As Boston has thrived, and communities forming its suburbs have mostly enjoyed the knock-on effect from all that ... everything outside of Route 495 and west has struggled. The trickle-down effect hasn't happened, and public policy has been largely absent. The last time the folks on the Hill and/or Boston spent any time thinking about the world beyond Newton/Waltham or thereabouts was when the forward-thinking folks of the so-called Commonwealth decided to submerge four existing small towns in Central MA to create the Quabbin Reservoir, meant to provide drinking water ... for Worcester?? Nope, for faraway Boston.
Nothing says "howdy neighbor" like a bit of eminent domain erasure of small-town MA for the benefit of the city dwellers in the capital ... something that I'm going to say would have been far less likely if the state pols were sitting in Worcester and may have known some of those unfortunate, poorly placed folks.

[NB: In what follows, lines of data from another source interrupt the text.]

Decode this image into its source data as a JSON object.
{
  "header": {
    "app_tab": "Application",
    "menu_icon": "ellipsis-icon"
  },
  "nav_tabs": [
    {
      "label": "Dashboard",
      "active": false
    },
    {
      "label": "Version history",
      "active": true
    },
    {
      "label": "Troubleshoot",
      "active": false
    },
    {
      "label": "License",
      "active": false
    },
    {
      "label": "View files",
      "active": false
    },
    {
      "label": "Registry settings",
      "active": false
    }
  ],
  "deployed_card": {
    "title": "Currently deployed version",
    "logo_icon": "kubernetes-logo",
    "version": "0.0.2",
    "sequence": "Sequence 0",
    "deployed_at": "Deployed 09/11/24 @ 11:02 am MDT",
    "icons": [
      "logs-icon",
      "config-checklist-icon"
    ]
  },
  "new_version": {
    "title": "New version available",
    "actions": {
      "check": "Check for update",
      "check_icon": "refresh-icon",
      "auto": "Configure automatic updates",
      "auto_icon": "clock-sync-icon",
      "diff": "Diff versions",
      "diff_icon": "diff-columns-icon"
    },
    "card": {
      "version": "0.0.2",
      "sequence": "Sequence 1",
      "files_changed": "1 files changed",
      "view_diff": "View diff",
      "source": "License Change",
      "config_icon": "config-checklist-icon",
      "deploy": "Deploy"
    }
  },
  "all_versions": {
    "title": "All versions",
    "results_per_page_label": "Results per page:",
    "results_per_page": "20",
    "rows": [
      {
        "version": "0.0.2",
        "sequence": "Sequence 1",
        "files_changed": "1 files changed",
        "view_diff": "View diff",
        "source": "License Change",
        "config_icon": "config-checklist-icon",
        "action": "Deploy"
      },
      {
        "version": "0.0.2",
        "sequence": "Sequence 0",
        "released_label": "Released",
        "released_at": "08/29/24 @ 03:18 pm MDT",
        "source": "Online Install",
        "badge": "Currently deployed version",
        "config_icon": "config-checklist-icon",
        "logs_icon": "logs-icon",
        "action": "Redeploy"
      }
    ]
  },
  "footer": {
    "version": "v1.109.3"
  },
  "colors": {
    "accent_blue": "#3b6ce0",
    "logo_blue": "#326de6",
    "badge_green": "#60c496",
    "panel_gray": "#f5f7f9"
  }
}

Anyway ... folks in MA and Boston get to make their own decisions, and folks in NH get to make ours. Borderline "millionaires" north of Boston are moving up to NH and Maine at a slow and steady due to the hostility of their politicians to fund all of their favorite marginal budget line items. And as long as they leave their politics behind them when moving to NH, I'm absolutely fine with that. And if they're still somehow attached to their MA politics, then ME and VT are lovely alternatives. And while the Berkshires are also lovely, those with money and earning power aren't following Horace Greeley's advice to "move west, young (person)" ... and maybe that's the real reason that the Boston-focused pols won't extend a lifeline to folks living in the Pioneer Valley "frontier" lol???